Grandmillennial Design

Vintage and modern combine in popular home décor style

By Dawn Liles | Photos by Raymond J Photography

It’s natural to look at current trends for guidance when decorating a space to call one’s own and reflect individual tastes and aesthetics. For example, in the early 2000s, there was an ornate Tuscan-inspired style, and currently, there’s the farmhouse-inspired, minimalist look.

Also today, a growing number of millennials (people in their mid-20s to late 30s) are taking vintage pieces and giving them a modern twist, adding a greater sense of luxury and comfort to their surroundings.

Designers call this style “grandmillennial,” a mix of grandma’s vintage pieces with a millennial’s modern tastes. Even a private Facebook group, Grandmillennial Style, has more than 19,000 members.

Think of your grandmother’s sideboard painted in a shiny emerald-green lacquer with glass drawer pulls, or black and white zebra print drapes with red tassel trim. Toss in anything blue and white, particularly ginger jars and plates (hung on walls, of course).

Holly Romero of Rosemary Mill Design transforms antique pieces with paint, such as this hot pink sideboard.

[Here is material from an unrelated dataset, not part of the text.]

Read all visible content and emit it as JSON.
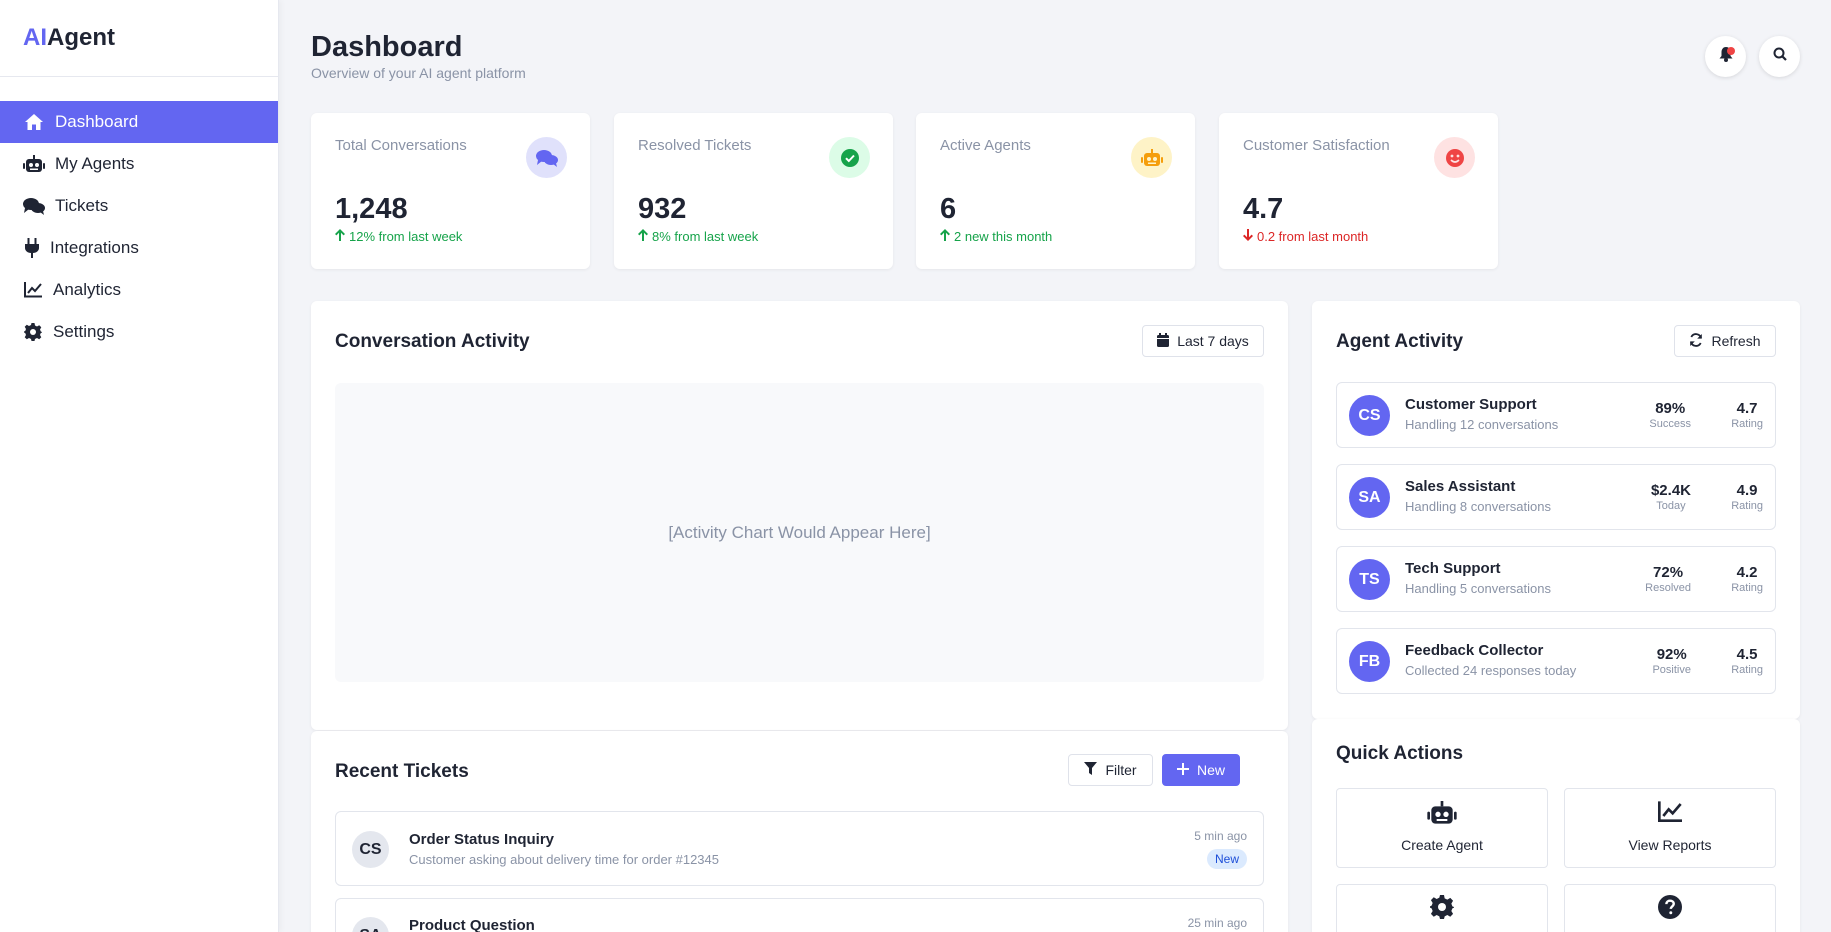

Grandmillennial style is comfortable, with plump, overstuffed pillows and ottomans, perhaps covered in chintz. Karen Dixon of Front Door Fabrics and Interiors in Ballantyne describes the style as “pretty.”

“The décor combines beautiful lines, colors and patterns,” she explains. “It’s all about context. Mix your mother’s or grandmother’s pieces with more contemporary pieces, like modern lamps.”

Other popular items include wallpaper and rattan, and bamboo pieces. Just don’t fill a room with the same types of pieces, such as a rattan kitchen table, coffee table, side tables and chairs, or it will look like the Florida home of the Golden Girls, laughs Dixon.

Dixon’s clients often gravitate toward bright, saturated colors for their vintage sideboards and buffets. “You can take Chinese Chippendale dining room chairs and paint them fuchsia or turquoise, or paint just the top surface of a formal dark wood dining room table a bright color and change out knobs.”